When do I Need to Buy Long Term Care Insurance?
The best answer for most people is in their mid-50’s. Why? Because adults are still healthy and can also afford it at that point.
You can receive discounts when applying for coverage, for example: couples sharing a policy will receive dramatically reduced rates. You can also receive favorable rates if you are in good health.
Here are some numbers based on a study performed by the American Association for Long-Term Care Insurance:
13.9%: Percentage of applicants ages 50-59 denied long-term care coverage due to health issues.
23%: Percentage of applicants ages 60-69 denied long-term care coverage due to health issues.
44.8%: Percentage of applicants ages 70-79 denied long-term care insurance due to health issues.
Possible denial due to health is one reason to apply early. Another reason to purchase when you’re young is because the prices will be much more favorable. Waiting 5 or 10 years can significantly balloon the cost of insurance.
It is common for siblings to go-in together to purchase long-term care for their parents. Parents many times do not want to be a burden on their kids.
Home care is a simple phrase that encompasses a wide range of health and social services delivered at home to recovering, disabled, chronically ill or terminally ill persons. These services may include medical, nursing, social, or therapeutic treatment, assistance with essential activities of daily living, and even light household needs, such as shopping and cooking.
Generally, home care is appropriate whenever a person prefers to stay at home but needs ongoing care that cannot easily or effectively be provided solely by family and friends. More and more seniors, electing to live independent, non-institutionalized lives, are receiving home care services as their physical capabilities diminish. It’s also a popular choice for younger adults and children coping with chronic conditions or disabilities.
More info on the National Association for Home Care and Hospice
Assisted Living Facilities
Assisted living facilities are residential centers that provide continued care for those who want or need assistance performing certain daily living activities. These facilities, which are growing in popularity, generally offer personal services, 24-hour supervision and assistance, recreational activities and health-related services. They are designed to minimize the need to move around, and typically provide residents with more privacy and independence than a nursing home setting.
More info on The National Center for Assisted Living
Nursing homes are dedicated facilities that provide comprehensive long-term care services. Though they are primarily for the elderly, nursing homes will provide care to people of all ages who are in need of extended long-term care services. The goal of care in a nursing home facility is to help individuals meet their daily physical, social, medical, and psychological needs in a controlled setting.
Nursing homes generally provide around-the-clock care and may offer medical, rehabilitative, personal and residential services. But all this care comes at a price: the median price for a private room in a nursing home is almost $84,000 a year, and that cost can be significantly more in certain regions.2 Prices and services often vary by location and facility, so it pays to shop around for the facility that meets your needs and budget.

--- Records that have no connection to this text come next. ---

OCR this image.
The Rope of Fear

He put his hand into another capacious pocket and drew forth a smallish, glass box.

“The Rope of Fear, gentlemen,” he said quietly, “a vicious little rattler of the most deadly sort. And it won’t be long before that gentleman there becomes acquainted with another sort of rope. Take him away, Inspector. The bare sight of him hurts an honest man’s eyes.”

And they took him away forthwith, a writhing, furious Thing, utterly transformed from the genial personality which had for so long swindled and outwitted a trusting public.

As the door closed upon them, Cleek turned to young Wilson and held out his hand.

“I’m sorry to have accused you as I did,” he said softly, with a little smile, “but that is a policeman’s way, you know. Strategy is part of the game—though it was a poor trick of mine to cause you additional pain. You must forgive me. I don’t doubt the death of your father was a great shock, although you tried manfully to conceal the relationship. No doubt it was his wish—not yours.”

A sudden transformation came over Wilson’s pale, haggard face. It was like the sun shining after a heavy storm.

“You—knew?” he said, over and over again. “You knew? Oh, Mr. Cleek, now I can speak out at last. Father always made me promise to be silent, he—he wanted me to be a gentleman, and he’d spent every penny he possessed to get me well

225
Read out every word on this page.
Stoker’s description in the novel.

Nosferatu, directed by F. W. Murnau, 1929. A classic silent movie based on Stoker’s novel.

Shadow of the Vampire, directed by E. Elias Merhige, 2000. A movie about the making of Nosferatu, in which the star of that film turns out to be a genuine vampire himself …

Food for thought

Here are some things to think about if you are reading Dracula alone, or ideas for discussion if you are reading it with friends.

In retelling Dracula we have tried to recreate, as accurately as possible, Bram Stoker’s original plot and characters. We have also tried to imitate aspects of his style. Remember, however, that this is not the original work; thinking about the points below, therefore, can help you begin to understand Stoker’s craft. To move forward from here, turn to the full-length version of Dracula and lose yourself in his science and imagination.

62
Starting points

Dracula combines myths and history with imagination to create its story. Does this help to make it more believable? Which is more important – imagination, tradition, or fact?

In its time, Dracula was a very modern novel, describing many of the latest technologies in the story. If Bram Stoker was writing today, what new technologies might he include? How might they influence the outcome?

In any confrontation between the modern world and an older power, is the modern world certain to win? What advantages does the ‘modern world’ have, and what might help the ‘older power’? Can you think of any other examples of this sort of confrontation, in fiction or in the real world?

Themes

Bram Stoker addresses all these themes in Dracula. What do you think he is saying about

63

More info on The American Health Care Association
Adult Day Care
Adult day care centers are community-based programs designed to meet the needs of functionally or cognitively impaired adults. These structured, comprehensive programs provide a variety of health, social, and other related support services in a protective setting during daytime hours.
Most programs operate during the week, and can be attended full or part time. Some programs offer services in the evenings and on weekends.